Now, a couple of points; a. With regards to metadata, given two volumes mirrored via AFR, please can you explain to me why it's ok to do a data read operation against one node only, but not a metadata read operation .. and what would break if you read metadata from only one volume?
The fact that the file may have been deleted or modified when you try to open it. File's content is a feature of the file. Whether the file is there and/or up to date is a feature of the metadata of the file and it's parent directory. If you start loosening this, you might as well disconnect the nodes and run them in a deliberate split-brain case and resync periodically with all the conflict and data loss that entails.
b. Looking back through the list, Gluster's non-caching mechanism for acquiring file-system information seems to be at the root of many of it's performance issues. Is there no mileage in trying to address this issue ?

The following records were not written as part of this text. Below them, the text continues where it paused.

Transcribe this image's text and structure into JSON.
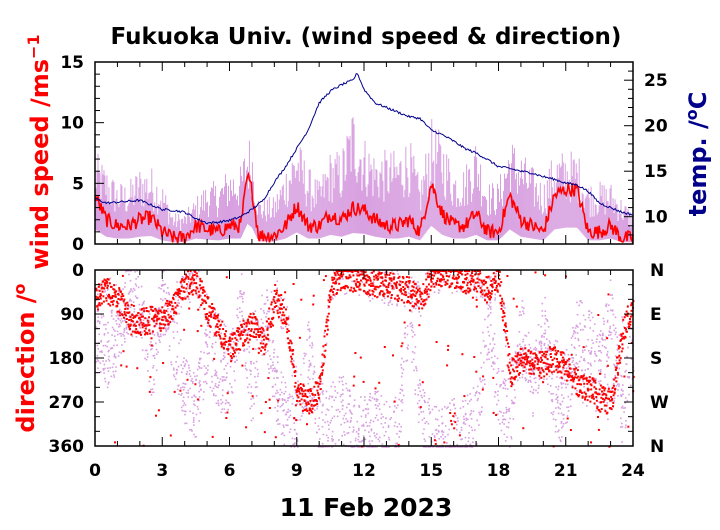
{
  "title": "Fukuoka Univ. (wind speed & direction)",
  "date": "11 Feb 2023",
  "colors": {
    "wind_mean": "#ff0000",
    "wind_gust": "#d8a0e0",
    "temperature": "#00008b",
    "axis": "#000000"
  },
  "chart_data": [
    {
      "type": "line",
      "panel": "top",
      "title": "Fukuoka Univ. (wind speed & direction)",
      "xlim": [
        0,
        24
      ],
      "xticks": [
        "0",
        "3",
        "6",
        "9",
        "12",
        "15",
        "18",
        "21",
        "24"
      ],
      "left_axis": {
        "label": "wind speed /ms",
        "label_superscript": "−1",
        "ylim": [
          0,
          15
        ],
        "ticks": [
          "0",
          "5",
          "10",
          "15"
        ]
      },
      "right_axis": {
        "label": "temp. /",
        "label_superscript": "o",
        "label_unit": "C",
        "ylim": [
          7,
          27
        ],
        "ticks": [
          "10",
          "15",
          "20",
          "25"
        ]
      },
      "series": [
        {
          "role": "wind speed (mean)",
          "x": [
            0,
            0.5,
            1,
            1.5,
            2,
            2.5,
            3,
            3.5,
            4,
            4.5,
            5,
            5.5,
            6,
            6.5,
            6.8,
            7,
            7.3,
            8,
            8.5,
            9,
            9.5,
            10,
            10.5,
            11,
            11.5,
            12,
            12.5,
            13,
            13.5,
            14,
            14.5,
            15,
            15.5,
            16,
            16.5,
            17,
            17.5,
            18,
            18.5,
            19,
            19.5,
            20,
            20.5,
            21,
            21.5,
            22,
            22.5,
            23,
            23.5,
            24
          ],
          "values": [
            4,
            2,
            1.5,
            1.5,
            2,
            2.2,
            1,
            0.5,
            0.5,
            1.5,
            1.2,
            1.0,
            1.5,
            1.5,
            5.5,
            4.5,
            0.7,
            0.7,
            1.5,
            3.2,
            1.5,
            1.5,
            2.5,
            2.0,
            3.0,
            2.8,
            2.0,
            1.5,
            1.5,
            2.0,
            1.0,
            5.0,
            2.5,
            1.5,
            1.5,
            2.5,
            1.0,
            1.0,
            4.0,
            2.0,
            1.5,
            1.0,
            4.0,
            4.5,
            4.5,
            1.0,
            1.0,
            1.5,
            0.5,
            0.5
          ]
        },
        {
          "role": "wind speed (gust)",
          "x": [
            0,
            0.5,
            1,
            1.5,
            2,
            2.5,
            3,
            3.5,
            4,
            4.5,
            5,
            5.5,
            6,
            6.5,
            6.8,
            7,
            7.3,
            8,
            8.5,
            9,
            9.5,
            10,
            10.5,
            11,
            11.5,
            12,
            12.5,
            13,
            13.5,
            14,
            14.5,
            15,
            15.5,
            16,
            16.5,
            17,
            17.5,
            18,
            18.5,
            19,
            19.5,
            20,
            20.5,
            21,
            21.5,
            22,
            22.5,
            23,
            23.5,
            24
          ],
          "values": [
            6,
            5,
            4,
            4,
            5,
            5,
            4,
            2,
            2,
            3,
            4,
            4,
            5,
            5,
            7,
            7,
            3,
            3,
            5,
            7,
            5,
            4,
            6,
            6,
            9,
            7,
            6,
            6,
            6,
            7,
            4,
            8,
            7,
            5,
            5,
            7,
            4,
            4,
            7,
            6,
            5,
            4,
            6,
            6,
            6,
            4,
            4,
            4,
            3,
            2
          ]
        },
        {
          "role": "temperature",
          "axis": "right",
          "x": [
            0,
            0.5,
            1,
            1.5,
            2,
            2.5,
            3,
            3.5,
            4,
            4.5,
            5,
            5.5,
            6,
            6.5,
            7,
            7.5,
            8,
            8.5,
            9,
            9.5,
            10,
            10.5,
            11,
            11.5,
            11.7,
            12,
            12.5,
            13,
            13.5,
            14,
            14.5,
            15,
            15.5,
            16,
            16.5,
            17,
            17.5,
            18,
            18.5,
            19,
            19.5,
            20,
            20.5,
            21,
            21.5,
            22,
            22.5,
            23,
            23.5,
            24
          ],
          "values": [
            12,
            11.5,
            11.6,
            11.7,
            11.8,
            11.3,
            10.8,
            10.7,
            10.5,
            9.8,
            9.3,
            9.4,
            9.6,
            10.0,
            10.8,
            11.8,
            13.8,
            15.5,
            17.5,
            19.5,
            22.5,
            23.8,
            24.5,
            25.0,
            25.8,
            24.0,
            22.5,
            22.0,
            21.5,
            21.0,
            20.8,
            19.5,
            19.0,
            18.3,
            17.5,
            17.0,
            16.3,
            15.5,
            15.3,
            15.0,
            14.8,
            14.4,
            14.1,
            13.7,
            13.5,
            12.8,
            11.5,
            11.0,
            10.5,
            10.2
          ]
        }
      ]
    },
    {
      "type": "scatter",
      "panel": "bottom",
      "xlim": [
        0,
        24
      ],
      "xticks": [
        "0",
        "3",
        "6",
        "9",
        "12",
        "15",
        "18",
        "21",
        "24"
      ],
      "left_axis": {
        "label": "direction /",
        "label_superscript": "o",
        "ylim": [
          0,
          360
        ],
        "inverted": true,
        "ticks": [
          "0",
          "90",
          "180",
          "270",
          "360"
        ]
      },
      "right_axis": {
        "ticks": [
          "N",
          "E",
          "S",
          "W",
          "N"
        ]
      },
      "series": [
        {
          "role": "direction (mean)",
          "x": [
            0,
            0.5,
            1,
            1.5,
            2,
            2.5,
            3,
            3.5,
            4,
            4.5,
            5,
            5.5,
            6,
            6.5,
            7,
            7.5,
            8,
            8.5,
            9,
            9.5,
            10,
            10.5,
            11,
            11.5,
            12,
            12.5,
            13,
            13.5,
            14,
            14.5,
            15,
            15.5,
            16,
            16.5,
            17,
            17.5,
            18,
            18.5,
            19,
            19.5,
            20,
            20.5,
            21,
            21.5,
            22,
            22.5,
            23,
            23.5,
            24
          ],
          "values": [
            60,
            40,
            60,
            95,
            105,
            100,
            95,
            70,
            30,
            20,
            80,
            120,
            160,
            130,
            110,
            150,
            50,
            100,
            250,
            270,
            240,
            30,
            10,
            15,
            20,
            30,
            30,
            35,
            40,
            60,
            10,
            5,
            10,
            20,
            15,
            40,
            20,
            210,
            180,
            195,
            190,
            180,
            200,
            230,
            240,
            260,
            270,
            130,
            60
          ]
        },
        {
          "role": "direction (instantaneous)",
          "x": [
            0,
            0.5,
            1,
            1.5,
            2,
            2.5,
            3,
            3.5,
            4,
            4.5,
            5,
            5.5,
            6,
            6.5,
            7,
            7.5,
            8,
            8.5,
            9,
            9.5,
            10,
            10.5,
            11,
            11.5,
            12,
            12.5,
            13,
            13.5,
            14,
            14.5,
            15,
            15.5,
            16,
            16.5,
            17,
            17.5,
            18,
            18.5,
            19,
            19.5,
            20,
            20.5,
            21,
            21.5,
            22,
            22.5,
            23,
            23.5,
            24
          ],
          "values": [
            120,
            180,
            130,
            40,
            70,
            210,
            40,
            150,
            250,
            280,
            160,
            230,
            220,
            60,
            260,
            60,
            230,
            300,
            310,
            170,
            320,
            300,
            280,
            330,
            320,
            310,
            330,
            320,
            70,
            300,
            340,
            350,
            330,
            330,
            300,
            110,
            250,
            300,
            120,
            240,
            100,
            300,
            260,
            120,
            140,
            200,
            80,
            300,
            150
          ]
        }
      ]
    }
  ]
}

How would you propose to obtain the full posix locking/consistency without this? Look at the similar alternatives like DRBD + [GFS | OCFS2]. They either require shared storage (SAN) or block level replicated FS (DRBD). Split-braining in those cases is a non-option, and you need 100% functional fencing to forcefully disable the failed node or risk extensive corruption. GlusterFS being file-based works around the risk of trashing the entire FS on the block device. Having shared/replicated storage block device works around a part of the problem because all the underlying data is replicated, but you'll find that GFS and OCFS2 also suffer similar performance penalties with lots of small files due to locking, especially on directory level. If anything, the design of GlusterFS is better for that scenario.
Since in GFS there is no scope for split-brain operation, you can guarantee that everything that was written is what is accessible. This the main source of contention is the write-locks. In GlusterFS the split-brain requirement is relaxed, but to compensate for this in order to maintain FS consistency, the metadata has to be checked each time. If you need this relaxed further, then you have to move away from the posix locking requirements, which puts you out of the realm of GlusterFS use-cases and into a more WAN-directed FS like Coda.
c. If I stop one of my two servers, AFR suddenly speeds up "a lot" ! Would it be so bad if there were an additional option "subvolume-read-meta" ? This would probably involve only a handful of additional lines of code, if that .. ?
How are your clients and servers organized? Are you using server-server based AFR? Or do you have clients doing the AFR-ing? Do you have more clients than servers? Have you tried adjusting the timeout options to glusterfs (-a, -e)?
Gordan